How Many Seniors Have Student Loan Debt and Where Can They Find Help?September 22, 2021
Having student loans at age 65 or close to it can be incredibly stressful, but it’s also surprisingly common. According to data from the U.S. Department of Education, there are 2.3 million student loan borrowers ages 62 and up, and they carry an average of roughly $37,739 in debt—that’s higher than the average for recent college graduates.
This senior citizen student loan debt can include loans from their own education, but for some, it can also include Parent PLUS Loans that they took out to help a child get through school.
Here’s what you need to know about the unique challenges for seniors and student loan debt and the types of student loan debt relief for seniors that are available.
Why Senior Citizen Student Loan Debt Is a Problem
Student loan debt impacts borrowers of all ages. For many recent college graduates, student loan payments can make it difficult to save for retirement, buy a house, build an emergency fund and more.
But senior citizen student loan debt poses even bigger challenges for the borrowers who hold it. While seniors are generally better established than recent college graduates, they have unique financial needs that people in their 20s and 30s don’t.
The most pressing need can be retirement. While the average retirement age is 62 for most Americans, many seniors have to play catch up with their investments to make that happen. With high student loan payments, it can be difficult to stay on track with retirement contributions.
What’s more, seniors tend to have higher healthcare costs. According to Fidelity, a couple at age 65 should have a whopping $300,000 saved up just to cover healthcare expenses in retirement.
But if you can’t properly save for these costs because you’re burdened by student loan payments, it could have consequences for your finances and your health.
Help for Seniors With Student Loan Debt
If you’re a senior citizen and you’re struggling to get by with your student loan payments, there is help for seniors with student loans available. Here are some options to consider:
- Student loan forgiveness: Student loan forgiveness for senior citizens may be available if you work in public service, for an eligible not-for-profit organization or as a teacher. Learn about the Public Service Loan Forgiveness program and Teacher Loan Forgiveness program to find out if you’re eligible.

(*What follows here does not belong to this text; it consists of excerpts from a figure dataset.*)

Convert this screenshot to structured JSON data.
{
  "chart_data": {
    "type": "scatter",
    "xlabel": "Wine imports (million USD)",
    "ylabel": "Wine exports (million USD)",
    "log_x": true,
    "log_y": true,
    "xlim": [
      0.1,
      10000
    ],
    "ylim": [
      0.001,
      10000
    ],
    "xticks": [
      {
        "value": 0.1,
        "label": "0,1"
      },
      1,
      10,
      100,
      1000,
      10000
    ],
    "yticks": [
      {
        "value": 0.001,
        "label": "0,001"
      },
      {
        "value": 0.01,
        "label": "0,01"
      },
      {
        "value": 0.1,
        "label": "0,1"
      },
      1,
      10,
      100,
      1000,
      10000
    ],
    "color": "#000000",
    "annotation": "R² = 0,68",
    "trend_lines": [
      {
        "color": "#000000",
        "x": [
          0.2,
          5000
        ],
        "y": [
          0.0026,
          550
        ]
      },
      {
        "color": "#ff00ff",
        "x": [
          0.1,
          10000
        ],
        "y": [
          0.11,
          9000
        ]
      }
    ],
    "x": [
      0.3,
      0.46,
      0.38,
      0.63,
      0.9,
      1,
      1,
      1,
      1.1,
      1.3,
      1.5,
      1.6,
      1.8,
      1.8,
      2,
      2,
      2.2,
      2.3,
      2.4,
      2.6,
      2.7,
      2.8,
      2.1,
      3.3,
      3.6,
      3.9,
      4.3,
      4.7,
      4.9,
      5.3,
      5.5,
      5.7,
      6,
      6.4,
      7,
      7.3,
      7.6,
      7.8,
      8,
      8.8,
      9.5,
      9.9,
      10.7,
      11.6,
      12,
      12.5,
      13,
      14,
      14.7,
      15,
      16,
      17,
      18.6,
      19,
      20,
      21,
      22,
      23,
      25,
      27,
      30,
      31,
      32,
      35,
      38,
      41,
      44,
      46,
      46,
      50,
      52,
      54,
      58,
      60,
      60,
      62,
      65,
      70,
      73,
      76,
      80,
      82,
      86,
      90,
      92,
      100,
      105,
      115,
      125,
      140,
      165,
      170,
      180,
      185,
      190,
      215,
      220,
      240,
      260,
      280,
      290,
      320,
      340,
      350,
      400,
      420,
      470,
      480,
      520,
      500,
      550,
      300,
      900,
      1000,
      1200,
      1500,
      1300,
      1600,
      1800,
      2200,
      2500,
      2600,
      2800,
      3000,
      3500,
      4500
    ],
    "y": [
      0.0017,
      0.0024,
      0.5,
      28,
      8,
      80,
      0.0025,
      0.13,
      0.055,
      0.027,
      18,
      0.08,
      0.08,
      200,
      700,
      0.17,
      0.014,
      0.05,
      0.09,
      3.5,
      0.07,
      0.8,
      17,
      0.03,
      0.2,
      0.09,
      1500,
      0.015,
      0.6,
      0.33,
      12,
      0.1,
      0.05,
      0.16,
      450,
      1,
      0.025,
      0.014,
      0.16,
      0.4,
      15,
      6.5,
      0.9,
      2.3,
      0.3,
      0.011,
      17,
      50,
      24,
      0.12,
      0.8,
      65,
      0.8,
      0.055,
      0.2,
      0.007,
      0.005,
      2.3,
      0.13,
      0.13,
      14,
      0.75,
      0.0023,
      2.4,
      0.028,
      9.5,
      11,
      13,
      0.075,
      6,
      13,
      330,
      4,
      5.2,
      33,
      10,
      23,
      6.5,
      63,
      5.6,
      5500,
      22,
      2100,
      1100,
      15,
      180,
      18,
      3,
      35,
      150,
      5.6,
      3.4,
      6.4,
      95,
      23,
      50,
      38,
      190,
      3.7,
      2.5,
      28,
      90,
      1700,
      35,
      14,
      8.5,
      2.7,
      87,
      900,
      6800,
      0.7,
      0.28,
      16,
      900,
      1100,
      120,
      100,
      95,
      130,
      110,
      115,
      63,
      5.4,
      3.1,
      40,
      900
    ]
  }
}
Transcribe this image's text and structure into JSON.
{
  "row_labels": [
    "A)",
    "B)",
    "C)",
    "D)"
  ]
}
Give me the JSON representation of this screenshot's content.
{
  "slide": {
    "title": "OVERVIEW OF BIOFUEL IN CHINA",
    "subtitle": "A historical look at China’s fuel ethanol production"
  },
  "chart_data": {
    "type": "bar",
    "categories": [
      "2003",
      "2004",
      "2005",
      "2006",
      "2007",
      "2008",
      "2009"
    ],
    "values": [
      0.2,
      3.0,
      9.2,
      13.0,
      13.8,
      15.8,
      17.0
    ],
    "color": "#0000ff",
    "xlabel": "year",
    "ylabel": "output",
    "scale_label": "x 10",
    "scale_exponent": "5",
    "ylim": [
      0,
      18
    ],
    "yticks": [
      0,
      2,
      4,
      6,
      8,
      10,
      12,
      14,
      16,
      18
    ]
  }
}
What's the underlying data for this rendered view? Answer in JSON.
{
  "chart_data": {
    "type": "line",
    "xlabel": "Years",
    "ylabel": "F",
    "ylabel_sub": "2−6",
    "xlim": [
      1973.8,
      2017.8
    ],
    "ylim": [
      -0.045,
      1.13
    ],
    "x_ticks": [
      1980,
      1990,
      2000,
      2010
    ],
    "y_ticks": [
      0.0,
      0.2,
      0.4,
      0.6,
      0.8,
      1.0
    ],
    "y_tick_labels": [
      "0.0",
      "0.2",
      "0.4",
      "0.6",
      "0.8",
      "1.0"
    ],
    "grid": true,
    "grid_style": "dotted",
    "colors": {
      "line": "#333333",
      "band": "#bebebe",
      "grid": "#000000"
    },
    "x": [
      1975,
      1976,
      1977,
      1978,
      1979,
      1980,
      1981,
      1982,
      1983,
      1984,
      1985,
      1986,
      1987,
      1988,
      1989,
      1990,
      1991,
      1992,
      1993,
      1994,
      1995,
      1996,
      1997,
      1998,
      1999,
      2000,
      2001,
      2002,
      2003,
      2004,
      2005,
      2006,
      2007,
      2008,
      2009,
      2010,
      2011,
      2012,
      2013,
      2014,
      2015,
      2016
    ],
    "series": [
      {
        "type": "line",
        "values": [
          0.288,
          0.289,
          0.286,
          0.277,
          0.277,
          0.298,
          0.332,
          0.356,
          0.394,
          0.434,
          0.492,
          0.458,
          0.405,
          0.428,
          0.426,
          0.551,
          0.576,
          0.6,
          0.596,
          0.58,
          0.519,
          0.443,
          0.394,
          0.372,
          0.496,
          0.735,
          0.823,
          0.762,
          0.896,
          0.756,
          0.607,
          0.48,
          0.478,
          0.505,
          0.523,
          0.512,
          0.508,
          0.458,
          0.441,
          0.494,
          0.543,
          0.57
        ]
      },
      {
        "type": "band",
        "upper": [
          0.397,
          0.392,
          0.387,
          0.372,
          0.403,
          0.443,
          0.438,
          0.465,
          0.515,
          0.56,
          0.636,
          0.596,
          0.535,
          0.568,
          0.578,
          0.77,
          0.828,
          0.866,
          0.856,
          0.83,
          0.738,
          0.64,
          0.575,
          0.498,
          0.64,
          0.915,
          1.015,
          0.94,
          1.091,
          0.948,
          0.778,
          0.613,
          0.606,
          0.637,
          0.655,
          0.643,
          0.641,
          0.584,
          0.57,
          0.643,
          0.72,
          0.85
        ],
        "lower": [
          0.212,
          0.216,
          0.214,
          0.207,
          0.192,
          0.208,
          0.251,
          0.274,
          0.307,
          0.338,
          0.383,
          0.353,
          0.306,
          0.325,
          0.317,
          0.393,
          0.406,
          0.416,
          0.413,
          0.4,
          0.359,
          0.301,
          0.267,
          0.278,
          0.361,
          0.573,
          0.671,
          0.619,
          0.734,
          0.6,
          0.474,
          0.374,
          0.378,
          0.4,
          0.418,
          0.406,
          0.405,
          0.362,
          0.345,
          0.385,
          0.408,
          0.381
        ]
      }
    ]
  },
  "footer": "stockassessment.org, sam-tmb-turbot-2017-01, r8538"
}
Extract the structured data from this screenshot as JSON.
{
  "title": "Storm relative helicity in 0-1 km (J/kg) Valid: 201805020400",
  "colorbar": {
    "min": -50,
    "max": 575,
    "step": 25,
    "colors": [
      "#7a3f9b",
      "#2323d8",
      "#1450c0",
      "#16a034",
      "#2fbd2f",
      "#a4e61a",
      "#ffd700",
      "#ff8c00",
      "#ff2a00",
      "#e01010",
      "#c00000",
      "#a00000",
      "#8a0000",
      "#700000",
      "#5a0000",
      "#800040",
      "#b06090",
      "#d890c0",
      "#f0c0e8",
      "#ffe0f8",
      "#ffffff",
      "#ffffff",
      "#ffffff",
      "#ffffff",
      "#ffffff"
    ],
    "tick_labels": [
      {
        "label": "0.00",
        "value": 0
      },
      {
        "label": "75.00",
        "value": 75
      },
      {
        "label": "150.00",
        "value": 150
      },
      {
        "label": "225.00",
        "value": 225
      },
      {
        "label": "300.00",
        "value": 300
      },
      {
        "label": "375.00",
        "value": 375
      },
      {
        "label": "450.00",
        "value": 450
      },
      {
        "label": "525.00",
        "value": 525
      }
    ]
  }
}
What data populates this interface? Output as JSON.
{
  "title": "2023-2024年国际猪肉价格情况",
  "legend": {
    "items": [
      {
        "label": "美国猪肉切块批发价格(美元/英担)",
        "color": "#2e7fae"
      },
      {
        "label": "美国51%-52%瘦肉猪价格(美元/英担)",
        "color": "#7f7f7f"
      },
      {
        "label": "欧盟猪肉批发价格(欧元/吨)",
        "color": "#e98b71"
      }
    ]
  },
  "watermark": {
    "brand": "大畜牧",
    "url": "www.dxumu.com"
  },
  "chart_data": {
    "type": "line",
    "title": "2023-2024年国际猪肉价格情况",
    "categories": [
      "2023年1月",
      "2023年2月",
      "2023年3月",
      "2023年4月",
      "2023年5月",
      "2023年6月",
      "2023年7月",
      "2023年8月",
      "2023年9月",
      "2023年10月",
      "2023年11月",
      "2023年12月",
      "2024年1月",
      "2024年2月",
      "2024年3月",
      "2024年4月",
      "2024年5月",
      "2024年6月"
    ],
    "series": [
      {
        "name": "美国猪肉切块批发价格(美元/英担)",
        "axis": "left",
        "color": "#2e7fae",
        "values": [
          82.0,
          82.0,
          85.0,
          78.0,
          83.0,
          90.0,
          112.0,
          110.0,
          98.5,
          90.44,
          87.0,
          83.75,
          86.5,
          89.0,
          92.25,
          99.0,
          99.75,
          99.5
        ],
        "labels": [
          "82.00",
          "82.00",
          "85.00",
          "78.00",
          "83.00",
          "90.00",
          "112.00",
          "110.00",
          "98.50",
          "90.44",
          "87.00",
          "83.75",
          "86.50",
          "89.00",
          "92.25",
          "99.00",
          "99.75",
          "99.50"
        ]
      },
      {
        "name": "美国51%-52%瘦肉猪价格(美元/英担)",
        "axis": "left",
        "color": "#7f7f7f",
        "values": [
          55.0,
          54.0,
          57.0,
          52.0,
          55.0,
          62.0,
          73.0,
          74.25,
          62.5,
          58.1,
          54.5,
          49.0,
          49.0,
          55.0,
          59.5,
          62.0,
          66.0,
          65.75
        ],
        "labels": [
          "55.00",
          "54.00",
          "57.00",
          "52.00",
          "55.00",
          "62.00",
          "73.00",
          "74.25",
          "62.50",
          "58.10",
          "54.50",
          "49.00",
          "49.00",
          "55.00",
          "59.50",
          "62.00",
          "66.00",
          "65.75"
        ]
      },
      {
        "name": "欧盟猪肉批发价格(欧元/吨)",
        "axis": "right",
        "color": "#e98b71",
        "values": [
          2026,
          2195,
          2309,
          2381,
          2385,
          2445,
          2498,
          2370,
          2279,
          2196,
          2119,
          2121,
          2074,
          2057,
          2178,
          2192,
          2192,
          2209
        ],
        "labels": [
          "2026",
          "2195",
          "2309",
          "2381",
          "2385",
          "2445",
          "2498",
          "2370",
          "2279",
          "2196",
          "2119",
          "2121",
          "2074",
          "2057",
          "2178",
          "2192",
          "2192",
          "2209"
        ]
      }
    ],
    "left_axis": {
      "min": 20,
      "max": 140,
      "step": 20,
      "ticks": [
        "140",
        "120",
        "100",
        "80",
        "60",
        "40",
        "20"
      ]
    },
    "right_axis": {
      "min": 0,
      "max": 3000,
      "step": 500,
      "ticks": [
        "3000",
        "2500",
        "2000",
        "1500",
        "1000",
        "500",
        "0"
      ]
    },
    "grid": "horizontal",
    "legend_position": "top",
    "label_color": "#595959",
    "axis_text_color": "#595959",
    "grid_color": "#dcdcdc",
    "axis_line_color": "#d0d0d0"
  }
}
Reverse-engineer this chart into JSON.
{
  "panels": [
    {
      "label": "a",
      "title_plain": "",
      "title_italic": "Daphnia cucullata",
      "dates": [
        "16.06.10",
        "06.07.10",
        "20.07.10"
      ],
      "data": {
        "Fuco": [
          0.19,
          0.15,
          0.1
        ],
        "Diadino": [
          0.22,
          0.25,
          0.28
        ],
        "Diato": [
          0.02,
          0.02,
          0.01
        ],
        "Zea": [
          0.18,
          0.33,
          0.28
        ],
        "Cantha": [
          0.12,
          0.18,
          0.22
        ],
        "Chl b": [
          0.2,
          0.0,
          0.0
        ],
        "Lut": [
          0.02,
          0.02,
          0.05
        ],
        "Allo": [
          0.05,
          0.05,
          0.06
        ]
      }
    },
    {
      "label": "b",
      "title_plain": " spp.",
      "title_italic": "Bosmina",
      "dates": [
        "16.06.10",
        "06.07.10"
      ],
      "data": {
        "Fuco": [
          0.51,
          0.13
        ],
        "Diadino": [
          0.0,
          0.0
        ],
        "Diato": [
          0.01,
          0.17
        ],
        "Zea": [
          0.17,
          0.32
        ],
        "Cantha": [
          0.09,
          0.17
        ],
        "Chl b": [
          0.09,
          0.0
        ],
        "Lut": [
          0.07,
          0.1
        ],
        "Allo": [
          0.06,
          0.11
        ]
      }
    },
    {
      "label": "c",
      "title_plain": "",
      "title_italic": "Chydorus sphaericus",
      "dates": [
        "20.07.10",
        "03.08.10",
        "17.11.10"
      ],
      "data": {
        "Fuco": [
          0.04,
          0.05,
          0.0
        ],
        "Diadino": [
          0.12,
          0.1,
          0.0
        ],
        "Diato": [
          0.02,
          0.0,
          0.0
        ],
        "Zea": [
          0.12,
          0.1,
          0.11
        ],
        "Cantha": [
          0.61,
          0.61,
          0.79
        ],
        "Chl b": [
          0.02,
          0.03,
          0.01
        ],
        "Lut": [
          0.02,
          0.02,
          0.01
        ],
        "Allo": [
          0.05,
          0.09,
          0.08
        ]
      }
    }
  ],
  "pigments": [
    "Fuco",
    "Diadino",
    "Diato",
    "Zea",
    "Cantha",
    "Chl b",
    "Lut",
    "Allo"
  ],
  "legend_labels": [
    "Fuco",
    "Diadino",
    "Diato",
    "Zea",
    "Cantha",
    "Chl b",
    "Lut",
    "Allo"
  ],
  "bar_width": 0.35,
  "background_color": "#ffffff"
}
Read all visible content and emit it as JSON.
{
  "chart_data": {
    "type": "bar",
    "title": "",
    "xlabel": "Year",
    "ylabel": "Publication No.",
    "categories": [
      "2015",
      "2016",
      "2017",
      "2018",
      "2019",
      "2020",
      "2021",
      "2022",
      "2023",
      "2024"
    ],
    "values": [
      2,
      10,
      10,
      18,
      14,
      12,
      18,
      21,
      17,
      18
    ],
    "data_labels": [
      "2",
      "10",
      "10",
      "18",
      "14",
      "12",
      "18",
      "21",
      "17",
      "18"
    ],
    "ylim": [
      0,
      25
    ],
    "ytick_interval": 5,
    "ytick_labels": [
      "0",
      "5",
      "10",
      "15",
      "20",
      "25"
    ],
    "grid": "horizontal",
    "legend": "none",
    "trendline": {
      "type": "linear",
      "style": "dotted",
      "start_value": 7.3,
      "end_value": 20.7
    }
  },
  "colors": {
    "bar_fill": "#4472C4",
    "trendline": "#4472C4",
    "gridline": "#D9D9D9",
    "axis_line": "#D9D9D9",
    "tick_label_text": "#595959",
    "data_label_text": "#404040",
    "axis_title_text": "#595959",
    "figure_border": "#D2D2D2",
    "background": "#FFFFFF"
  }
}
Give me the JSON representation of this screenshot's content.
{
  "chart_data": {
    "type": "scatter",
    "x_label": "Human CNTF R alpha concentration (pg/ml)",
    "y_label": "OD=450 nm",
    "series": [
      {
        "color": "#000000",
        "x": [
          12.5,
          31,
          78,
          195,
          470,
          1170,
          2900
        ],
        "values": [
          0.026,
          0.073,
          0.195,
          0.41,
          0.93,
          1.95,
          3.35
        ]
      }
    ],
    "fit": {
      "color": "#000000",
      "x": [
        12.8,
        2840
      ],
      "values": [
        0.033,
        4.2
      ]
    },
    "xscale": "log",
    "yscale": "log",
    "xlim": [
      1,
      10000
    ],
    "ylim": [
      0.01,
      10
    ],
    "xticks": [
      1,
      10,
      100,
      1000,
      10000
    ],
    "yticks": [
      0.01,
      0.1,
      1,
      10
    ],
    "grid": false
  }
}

- Income-driven repayment plans: If you have federal loans, income-driven repayment plans can provide considerable student loan debt relief for seniors. These plans reduce your monthly payments to a percentage — between 10% and 20% — of your discretionary income. If you have Parent PLUS Loans, your options are limited, but they may still alleviate some of the burden of your monthly payments.
- Transfer the debt to your child: If you borrowed money to help put your child through school, you may be able to refinance your Parent PLUS Loans or private parent loans to your child after they graduate. Some lenders, including ELFI, allow student loan transfers, but keep in mind that your child must agree to take on the debt, and they must qualify to refinance the debt in their name. In some cases, the parent may need to cosign the application for the child to be approved. But in this situation, you’re no longer responsible for making the payments unless your child doesn’t.
- Refinance the debt in your name: Even if you can’t refinance the debt to transfer it to your child, student loan refinancing can still provide help for seniors with student loans. Depending on your current interest rates and financial situation, you may be able to qualify for a lower rate on a refinance loan. What’s more, private lenders offer repayment terms ranging from five to 20 years, so you’ll get a little more flexibility with your term and monthly payment.
If you’re considering refinancing federal student loans in your own name, though, it’s important to note that you’ll lose access to federal benefits, including loan forgiveness programs and income-driven repayment plans. So think carefully about whether you want to take advantage of those features before you refinance with a private lender.
The Bottom Line
Because seniors have certain financial obligations and needs that college graduates typically don’t have to worry about, having a large student loan balance and monthly payment can feel oppressive and insurmountable.
Getting help for seniors with student loans may seem difficult, but there are plenty of options available, even if you didn’t take out the loans for your own education.
The important thing is that you take the time to research your options for student loan debt relief for seniors and choose the path that works best for you.